Директор довез меня до аэродрома, так и не произнеся ни одного слова. Он был потрясен моим падением и тем, что я остался жив. Выйдя из машины, превозмогая боль в ноге, я с бодрым видом направился в свою палатку — вечером у нас предполагались парашютные прыжки.
Попросил товарищей по палатке позвать ко мне фельдшера, с которым мы были в приятельских отношениях, и я надеялся, что он меня не выдаст. Тот быстро явился, перевязал мне ногу, смазал йодом ссадины на теле и молча ушел.
Под вечер, как ни в чем не бывало, я отправился вместе со всеми на аэродром для прыжков. Стиснув от боли зубы, я старался не хромать. Вот уже и моя очередь одевать парашют. Но ко мне почему-то подходит врач».

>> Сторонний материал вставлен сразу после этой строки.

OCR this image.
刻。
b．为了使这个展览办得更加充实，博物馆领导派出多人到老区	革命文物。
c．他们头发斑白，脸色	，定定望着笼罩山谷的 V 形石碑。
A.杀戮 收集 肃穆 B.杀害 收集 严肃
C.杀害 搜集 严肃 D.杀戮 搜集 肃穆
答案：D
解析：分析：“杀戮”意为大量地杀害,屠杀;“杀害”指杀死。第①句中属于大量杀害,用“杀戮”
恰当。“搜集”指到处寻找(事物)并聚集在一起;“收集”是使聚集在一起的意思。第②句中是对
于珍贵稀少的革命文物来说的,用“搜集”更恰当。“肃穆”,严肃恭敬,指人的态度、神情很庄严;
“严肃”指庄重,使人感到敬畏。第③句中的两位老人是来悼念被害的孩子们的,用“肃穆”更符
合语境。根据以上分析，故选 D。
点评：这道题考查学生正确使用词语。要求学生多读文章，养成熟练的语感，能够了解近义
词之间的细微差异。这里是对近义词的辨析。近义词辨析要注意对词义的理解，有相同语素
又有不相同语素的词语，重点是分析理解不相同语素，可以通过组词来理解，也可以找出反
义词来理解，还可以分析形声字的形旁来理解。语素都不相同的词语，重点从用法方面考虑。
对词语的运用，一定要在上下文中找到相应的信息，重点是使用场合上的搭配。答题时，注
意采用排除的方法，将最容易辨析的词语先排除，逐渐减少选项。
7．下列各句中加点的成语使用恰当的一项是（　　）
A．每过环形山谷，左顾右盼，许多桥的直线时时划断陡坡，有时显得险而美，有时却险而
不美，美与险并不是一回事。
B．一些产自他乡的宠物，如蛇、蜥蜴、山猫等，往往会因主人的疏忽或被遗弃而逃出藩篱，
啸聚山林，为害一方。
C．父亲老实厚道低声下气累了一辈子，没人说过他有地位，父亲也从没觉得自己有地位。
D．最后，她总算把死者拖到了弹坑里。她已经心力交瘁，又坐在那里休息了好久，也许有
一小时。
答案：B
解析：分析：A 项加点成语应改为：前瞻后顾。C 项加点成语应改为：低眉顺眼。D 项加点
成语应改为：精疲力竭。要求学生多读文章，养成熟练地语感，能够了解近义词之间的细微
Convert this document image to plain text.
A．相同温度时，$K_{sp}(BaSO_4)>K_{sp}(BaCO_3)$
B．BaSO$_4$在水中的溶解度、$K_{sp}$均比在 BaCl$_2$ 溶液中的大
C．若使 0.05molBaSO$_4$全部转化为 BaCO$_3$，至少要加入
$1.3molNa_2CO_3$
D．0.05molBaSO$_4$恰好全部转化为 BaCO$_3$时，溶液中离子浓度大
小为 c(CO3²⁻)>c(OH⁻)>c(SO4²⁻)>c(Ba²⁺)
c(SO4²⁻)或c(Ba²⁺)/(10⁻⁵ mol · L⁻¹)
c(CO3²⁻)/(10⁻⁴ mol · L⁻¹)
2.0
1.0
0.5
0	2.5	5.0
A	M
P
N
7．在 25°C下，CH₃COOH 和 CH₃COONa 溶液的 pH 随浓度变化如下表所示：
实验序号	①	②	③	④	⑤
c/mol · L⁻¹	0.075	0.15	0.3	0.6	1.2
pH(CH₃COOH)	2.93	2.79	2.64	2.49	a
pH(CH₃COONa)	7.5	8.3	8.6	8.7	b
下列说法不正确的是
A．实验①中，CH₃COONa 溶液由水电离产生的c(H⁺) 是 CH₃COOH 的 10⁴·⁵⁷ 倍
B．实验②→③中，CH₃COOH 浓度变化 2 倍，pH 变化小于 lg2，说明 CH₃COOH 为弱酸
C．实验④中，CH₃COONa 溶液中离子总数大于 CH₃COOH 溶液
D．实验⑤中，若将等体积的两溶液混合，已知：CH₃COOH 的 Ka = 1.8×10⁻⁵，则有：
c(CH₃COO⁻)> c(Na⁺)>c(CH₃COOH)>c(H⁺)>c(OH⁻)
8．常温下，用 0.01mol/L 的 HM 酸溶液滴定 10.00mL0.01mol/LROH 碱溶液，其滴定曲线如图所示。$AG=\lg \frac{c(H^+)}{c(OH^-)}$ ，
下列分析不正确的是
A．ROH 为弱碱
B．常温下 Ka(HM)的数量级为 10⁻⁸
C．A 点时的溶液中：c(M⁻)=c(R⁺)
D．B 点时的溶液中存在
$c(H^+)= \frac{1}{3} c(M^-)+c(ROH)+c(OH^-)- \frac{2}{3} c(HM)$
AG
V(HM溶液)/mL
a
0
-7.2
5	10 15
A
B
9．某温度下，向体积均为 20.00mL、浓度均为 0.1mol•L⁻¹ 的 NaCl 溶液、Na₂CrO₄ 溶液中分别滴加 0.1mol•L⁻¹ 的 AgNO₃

Врач не допускает упрямца к прыжку, на трое суток уложив его в постель. Еще неделю Покрышкину пришлось ходить на костылях. «Ну, налетался? — сердито спрашивал командир. — Сколько раз тебе говорил: брось возиться с этой фанерой. Теперь ты образумишься…»
Но Покрышкин не образумился. Всю зиму в Краснодарском аэроклубе он строит с единомышленниками планер-паритель, выводимый самолетом. Уже собирается сам его испытывать, но на три дня отправлен в командировку в Ростов для сдачи в ремонт техники. Вернувшись через три дня, Покрышкин узнает, что летчик-инструктор аэроклуба, решивший сам испытать планер, разбился, забыв сбросить перед посадкой буксировочный трос, который перехлестнулся через провода. Но и это не останавливает Александра, он продолжает летать на учебном планере, который буксирует в воздух автомобиль.
Почти четыре года службы на Кубани стали для Покрышкина во многом благодатными. То была его молодость… Дорогим сердцу стал Краснодар, казачья столица, красивый южный город с главной улицей Красной.
Старший авиатехник рьяно взялся за работу. За все годы по вине техобслуживания в звене не было ни одной аварии или поломки. Покрышкин разработал систему сохранности кабин и моторов в период лагерных сборов, которая была принята специальной комиссией и введена инструкцией для всех частей ВВС. Усовершенствовал, сделав математические расчеты, конструкцию авиапулемета ШКАС, за что получил благодарность командования округом. Выявил и устранил после проведенного эксперимента серьезный конструктивный недостаток самолета Р-5. Отправил материалы, где определил новый центр тяжести самолета, что исключало вход в плоский штопор Р-5, в Москву самому Н.Н. Поликарпову, от которого получил теплое благодарственное письмо. Причем об этом Александр Иванович скромно умалчивает в своих мемуарах. Во всех своих делах Покрышкин бескорыстен, никогда не требует никакого вознаграждения.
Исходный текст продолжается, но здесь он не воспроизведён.